For those who wish to embark on a deeper quest to internalise the essence of the evolution of Bharat Mata, this is one work that cannot be ignored.

Published: 01st September 2019 05:00 AM  |   Last Updated: 01st September 2019 09:44 AM   |  A+A-

Swapan Dasgupta’s magnum opus, Awakening Bharat Mata: The Political Beliefs of the Indian Right

Swapan Dasgupta’s magnum opus, Awakening Bharat Mata: The Political Beliefs of the Indian Right

Swapan Dasgupta’s magnum opus, Awakening Bharat Mata: The Political Beliefs of the Indian Right, comes across as an inspiring, fascinating, thought-provokingly rich tour d’horizon which articulates and delineates the contours of the nationalist political narrative in India.

The prefatory chapters discussing the political context of the book, the delineation of the rise of the Hindu political narrative, the logical and cogent argumentations, the wide sweep of references and parallels, the analysis and contextualisation of conservatism and its examination in the Indian cultural and political milieu make the reading of this opus an exercise that is challenging and yet enriching.

The reader is bound to emerge elevated having partaken of the flavours “of the different attitudes that have characterised interventions of the right in public life”.

With the advantage of having a close view of momentous political developments over the last three decades, having prolifically written about these, and articulated and interpreted their ramifications and unfolding, Swapan Dasgupta’s interpretation of the evolution of the political narrative of the Indian “right”—read nationalists—is both interesting and authentic.

If the author’s aim was “to narrow the apparent mismatch between the Indian right’s political clout and the disdain with which it is viewed in the citadels of intellectual power”, then he has amply succeeded in that effort. India’s right too had its share of intellectuals.

Many of these intellectual giants were deliberately “airbrushed from intellectual imagination”, this volume, through masterstrokes of thoughts, contemplation and interpretations, has revived those airbrushed intellectuals and has again placed them at the centre of our discourse, our intellectual struggle to shape a New India.

The author almost lyrically states his objective of the need for a cultural self-recovery, of a restating of the political thought-world that gave life to the nationalist narrative and then to channelise it to propel the quest for a New India.

He writes, “The themes that preoccupied conservative thinkers quietly resisting colonial encroachments are no doubt important as history. But many of these preoccupations did not die out with the onset of Independence and the recovery of national sovereignty.

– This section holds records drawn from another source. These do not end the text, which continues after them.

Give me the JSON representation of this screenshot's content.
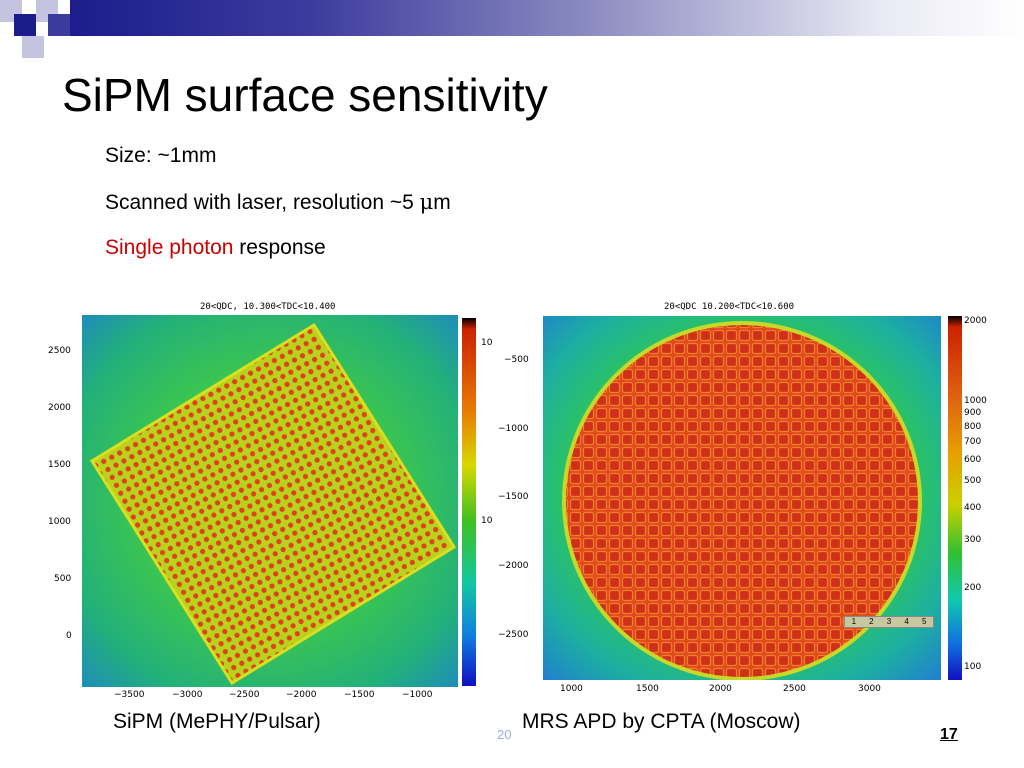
{
  "slide": {
    "title": "SiPM surface sensitivity",
    "bullets": [
      {
        "text": "Size: ~1mm"
      },
      {
        "text_before": "Scanned with laser, resolution ~5 ",
        "mu": "μ",
        "text_after": "m"
      },
      {
        "red": "Single photon",
        "rest": " response"
      }
    ],
    "footer_fragment": "20",
    "page_number": "17"
  },
  "left_plot": {
    "label": "20<QDC, 10.300<TDC<10.400",
    "y_ticks": [
      "2500",
      "2000",
      "1500",
      "1000",
      "500",
      "0"
    ],
    "x_ticks": [
      "−3500",
      "−3000",
      "−2500",
      "−2000",
      "−1500",
      "−1000"
    ],
    "scale_ticks": [
      "10",
      "10"
    ],
    "caption": "SiPM (MePHY/Pulsar)"
  },
  "right_plot": {
    "label": "20<QDC 10.200<TDC<10.600",
    "y_ticks": [
      "−500",
      "−1000",
      "−1500",
      "−2000",
      "−2500"
    ],
    "x_ticks": [
      "1000",
      "1500",
      "2000",
      "2500",
      "3000"
    ],
    "scale_ticks": [
      "2000",
      "1000",
      "900",
      "800",
      "700",
      "600",
      "500",
      "400",
      "300",
      "200",
      "100"
    ],
    "legend_cells": [
      "1",
      "2",
      "3",
      "4",
      "5"
    ],
    "caption": "MRS APD by CPTA (Moscow)"
  },
  "colors": {
    "accent_dark": "#1c1c8c",
    "accent_light": "#8d8dc2",
    "red_text": "#cc0000"
  }
}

"They have persisted as guiding forces in contemporary India. The idea of national resurgence is as important in a globalised 21st-century setting as it was in the India of the mid-19th century. The ideas that drove Indians of an earlier age have persisted in one form or another in shaping contemporary politics. The quest for a New India has invariably involved the rediscovery of an Old India.”

True, it is not a comprehensive documentation of the ideational world of Indian nationalist thought but it gives a wide sweep by including seminal personalities and their key texts and writings.

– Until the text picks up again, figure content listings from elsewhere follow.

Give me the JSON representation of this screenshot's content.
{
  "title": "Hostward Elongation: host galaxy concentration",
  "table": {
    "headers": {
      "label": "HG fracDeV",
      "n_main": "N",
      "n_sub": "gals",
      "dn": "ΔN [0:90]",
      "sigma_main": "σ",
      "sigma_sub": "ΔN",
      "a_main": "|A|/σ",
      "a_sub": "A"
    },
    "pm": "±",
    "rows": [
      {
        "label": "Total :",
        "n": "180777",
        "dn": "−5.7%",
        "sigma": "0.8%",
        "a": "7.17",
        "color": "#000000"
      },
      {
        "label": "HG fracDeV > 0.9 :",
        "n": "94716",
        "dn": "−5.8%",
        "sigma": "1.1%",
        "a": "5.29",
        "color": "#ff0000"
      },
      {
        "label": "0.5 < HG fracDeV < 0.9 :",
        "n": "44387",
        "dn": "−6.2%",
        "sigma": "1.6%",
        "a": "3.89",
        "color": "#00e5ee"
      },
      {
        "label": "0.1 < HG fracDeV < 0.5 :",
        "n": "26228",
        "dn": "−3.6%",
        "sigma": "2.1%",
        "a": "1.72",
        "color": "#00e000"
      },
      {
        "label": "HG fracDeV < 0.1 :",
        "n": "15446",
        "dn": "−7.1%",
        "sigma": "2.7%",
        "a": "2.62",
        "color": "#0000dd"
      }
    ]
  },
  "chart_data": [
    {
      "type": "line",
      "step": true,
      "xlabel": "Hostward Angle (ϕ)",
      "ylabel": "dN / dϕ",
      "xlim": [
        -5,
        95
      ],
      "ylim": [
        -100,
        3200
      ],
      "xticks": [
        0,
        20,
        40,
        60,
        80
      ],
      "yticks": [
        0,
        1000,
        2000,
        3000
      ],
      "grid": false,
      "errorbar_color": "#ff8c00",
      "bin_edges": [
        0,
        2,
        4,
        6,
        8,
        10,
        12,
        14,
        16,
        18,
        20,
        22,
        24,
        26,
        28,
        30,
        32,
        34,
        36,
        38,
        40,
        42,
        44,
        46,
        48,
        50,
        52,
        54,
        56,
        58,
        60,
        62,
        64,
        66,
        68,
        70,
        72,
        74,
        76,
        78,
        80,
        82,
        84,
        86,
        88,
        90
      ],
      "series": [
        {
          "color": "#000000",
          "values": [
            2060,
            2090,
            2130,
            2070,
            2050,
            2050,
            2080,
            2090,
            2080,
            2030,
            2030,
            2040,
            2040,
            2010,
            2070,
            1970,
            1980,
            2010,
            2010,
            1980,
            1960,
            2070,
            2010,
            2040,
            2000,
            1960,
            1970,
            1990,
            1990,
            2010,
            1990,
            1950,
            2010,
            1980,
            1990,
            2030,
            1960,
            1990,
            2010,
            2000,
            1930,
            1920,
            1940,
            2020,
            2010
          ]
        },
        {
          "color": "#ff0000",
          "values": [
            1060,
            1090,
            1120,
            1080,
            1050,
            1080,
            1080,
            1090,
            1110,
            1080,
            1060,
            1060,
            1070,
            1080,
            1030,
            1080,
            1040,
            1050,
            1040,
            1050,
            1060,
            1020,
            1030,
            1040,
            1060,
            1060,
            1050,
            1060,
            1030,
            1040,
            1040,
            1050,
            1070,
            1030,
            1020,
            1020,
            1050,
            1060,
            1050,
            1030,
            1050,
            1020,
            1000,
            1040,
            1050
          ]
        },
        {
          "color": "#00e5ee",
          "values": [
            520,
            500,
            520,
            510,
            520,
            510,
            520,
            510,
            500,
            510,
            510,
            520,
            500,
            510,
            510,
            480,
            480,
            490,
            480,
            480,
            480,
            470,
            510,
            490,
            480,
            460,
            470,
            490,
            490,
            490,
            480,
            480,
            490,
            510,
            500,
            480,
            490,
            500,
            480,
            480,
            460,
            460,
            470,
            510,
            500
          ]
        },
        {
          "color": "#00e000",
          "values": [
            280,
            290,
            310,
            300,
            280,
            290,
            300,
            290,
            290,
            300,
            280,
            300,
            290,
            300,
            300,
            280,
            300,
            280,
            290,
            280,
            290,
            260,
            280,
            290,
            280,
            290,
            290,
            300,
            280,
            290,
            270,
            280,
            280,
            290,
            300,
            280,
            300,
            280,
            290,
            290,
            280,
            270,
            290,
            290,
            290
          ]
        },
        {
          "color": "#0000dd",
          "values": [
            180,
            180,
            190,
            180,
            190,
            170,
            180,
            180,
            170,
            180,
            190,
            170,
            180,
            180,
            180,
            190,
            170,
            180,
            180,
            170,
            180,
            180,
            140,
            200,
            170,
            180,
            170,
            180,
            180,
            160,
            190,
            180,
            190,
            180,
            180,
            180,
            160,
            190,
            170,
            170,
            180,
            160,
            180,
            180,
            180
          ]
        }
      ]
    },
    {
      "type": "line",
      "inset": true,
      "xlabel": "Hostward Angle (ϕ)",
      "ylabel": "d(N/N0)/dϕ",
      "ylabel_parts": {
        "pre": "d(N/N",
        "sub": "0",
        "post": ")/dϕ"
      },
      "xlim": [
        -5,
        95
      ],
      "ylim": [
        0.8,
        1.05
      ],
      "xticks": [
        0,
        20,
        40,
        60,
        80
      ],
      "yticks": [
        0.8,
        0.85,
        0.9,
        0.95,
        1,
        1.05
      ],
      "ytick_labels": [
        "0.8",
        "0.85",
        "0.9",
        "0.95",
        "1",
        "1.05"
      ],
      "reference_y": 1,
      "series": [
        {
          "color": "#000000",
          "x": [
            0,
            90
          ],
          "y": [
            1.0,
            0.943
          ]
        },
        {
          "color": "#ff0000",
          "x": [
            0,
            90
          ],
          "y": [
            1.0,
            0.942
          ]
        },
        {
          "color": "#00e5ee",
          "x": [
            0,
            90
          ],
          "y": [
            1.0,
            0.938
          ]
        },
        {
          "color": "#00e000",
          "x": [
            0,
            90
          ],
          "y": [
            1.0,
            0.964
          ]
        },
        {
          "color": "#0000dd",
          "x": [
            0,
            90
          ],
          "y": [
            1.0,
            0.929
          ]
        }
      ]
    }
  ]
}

The selection made from Bankim Chandra, Sri Aurobindo, Ananda Coomaraswamy, Sister Nivedita, Vinayak Damodar Savarkar, to Ramananda Chatterjee, RC Majumdar, RG Bhandarkar, Sardar Patel, Sitaram Goel, NC Chatterjee, Jadunath Sarkar, VS Naipaul, Nirad Chaudhuri, Atal Bihari Vajpayee, LK Advani, Girilal Jain and S Gurumurthy, exactly does that which the author has argued. It demonstrates how the foundational ideas for national resurgence in its many dimensions persisted through the ages and continued to shape discourse to the present times.

The author could have included a text from MS Golwalkar, though he does discuss Golwalkar, focusing on his discarded text We, or Our Nationhood Defined.

The essential Golwalkar is to be found beyond that callow tract. One also misses the inclusion of Dharampal, a contemporary of Sitaram Goel and one who was among the most prolific articulators of this quest for a national resurgence. But perhaps these could be included in a sequel that must naturally follow such a volume.

For those who had asked where are the intellectuals of the Indian right, this is a must-read volume. For those who wish to embark on a deeper quest to internalise the essence of the evolution of the narrative of Bharat Mata, this is one work that cannot be ignored or omitted.